THE FRENCH DISPATCH



bu dünyaların içinde kaybolmayı çok seviyorum. wes anderson dünyalarının. birbirlerini andırıyorlar evet, aktörler de öyle. ama ne biliyim ben de mesela hep aynı insanlarla görüşüyorum, seviyorsan katlanıyorsun işte di mi. hahah. çok komik. her neyse, bu defa küçük bir fransız kasabasında çıkan haftalık bir amerikan dergisi olan the french dispatch'in-the new yorker'ın baz alındığı söyleniyor- işlediği konular üç ayrı hikaye etrafında anlatılıyor. derginin yayın yönetmeni ise bill murray ya da arthur howitzer jr.


yeni kan var tabii, altı çizilmeli: TIMOTHEE CHALAMET. herkes gazelle alıyor diye alınan biri mi yoksa beklentileri gerçekten karşılıyor mu? benim tercihim ikinciden yana. popüler olduğunun farkında ama mesleğe zaten nicedir gönül vermiş bir genç yetenek. şımarmadı henüz. sanki şımarmayacak da, aştı o bariyeri gibi geliyor bana wishful thinking de olabilir elbette.
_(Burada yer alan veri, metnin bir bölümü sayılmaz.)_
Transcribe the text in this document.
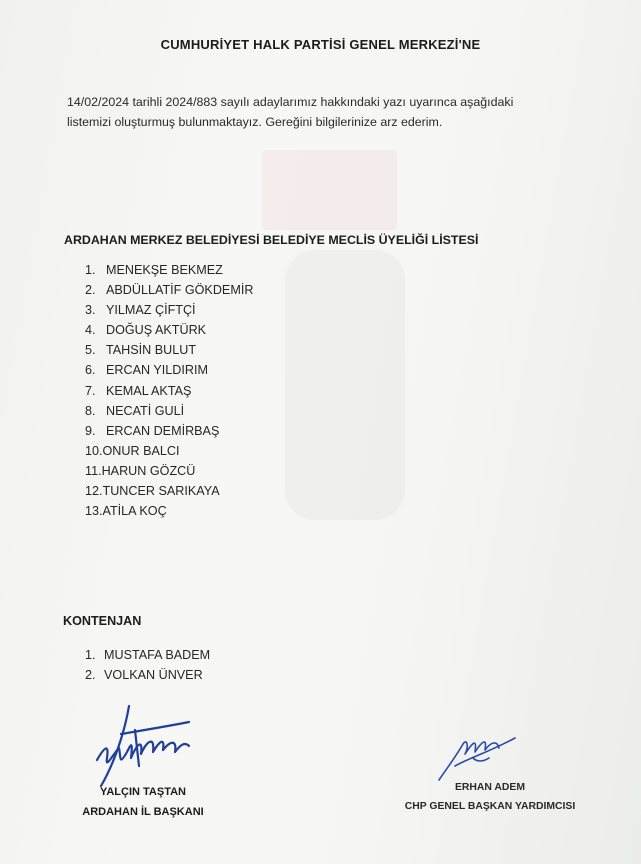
CUMHURİYET HALK PARTİSİ GENEL MERKEZİ'NE
14/02/2024 tarihli 2024/883 sayılı adaylarımız hakkındaki yazı uyarınca aşağıdaki
listemizi oluşturmuş bulunmaktayız. Gereğini bilgilerinize arz ederim.
ARDAHAN MERKEZ BELEDİYESİ BELEDİYE MECLİS ÜYELİĞİ LİSTESİ
1. MENEKŞE BEKMEZ
2. ABDÜLLATİF GÖKDEMİR
3. YILMAZ ÇİFTÇİ
4. DOĞUŞ AKTÜRK
5. TAHSİN BULUT
6. ERCAN YILDIRIM
7. KEMAL AKTAŞ
8. NECATİ GULİ
9. ERCAN DEMİRBAŞ
10.ONUR BALCI
11.HARUN GÖZCÜ
12.TUNCER SARIKAYA
13.ATİLA KOÇ
KONTENJAN
1. MUSTAFA BADEM
2. VOLKAN ÜNVER
YALÇIN TAŞTAN
ARDAHAN İL BAŞKANI
ERHAN ADEM
CHP GENEL BAŞKAN YARDIMCISI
aileye yeni dahil olan ikinci en önemli kişi... elisabeth moss'la jeffrey wright arasındayım, kararsızım hangisinin daha önemli olduğu konusunda. pozitif ayrımcılık yapıp kadını seçeyim. moss için söylenecek söz yok, scientologist olması dışında mükemmel bir insan. sorry not sorry.
jeffrey wright'a gelecek olursak, o da zaten moss'un erkek ve siyah versiyonu. bir insan her role mi girer böyle kusursuzca. bakın burda da o yandan ayırdığı saçlarıyla selma filminden fırlamış gibi duruyor yaratmış yine bir persona kendine.


geri dönmesine çok sevindiklerim: frances mcdormand, jason schwartzman, bill murray, matthieu amalric, lea seydoux, angelica huston, adrien brody, saoirse ronan (bakın yine timothee'yle aynı filmdeler ve şunu da izleyin tık tık) ... en ama en çok da: OWEN FUCKIN WILSON! ya sen ne tatlı bir insansın ya. konuşmasını saatler boyu dinlemek istiyorum owen wilson'ın, huzur veriyor bana. ayrıca wilson'lar, luke ve owen, ve wes'in okul arkadaşı olmaları, daha ilk projeleri bottle rocket'tan bu yana birlikte üretiyor olmaları filan, ne biliyim, çok güzel şeyler bence.
film temmuz-ağustos gibi girecek buralarda da gösterime diye ümit ediyorum. ama benim asıl ümidim başka. cannes film festivali'nde gösterilecek olmasına neredeyse kesin gözüyle bakılıyor ve benim de oralarda olasım var. berlin'i kaçırdım ama bunu kaçırmayacağım. inş cnm.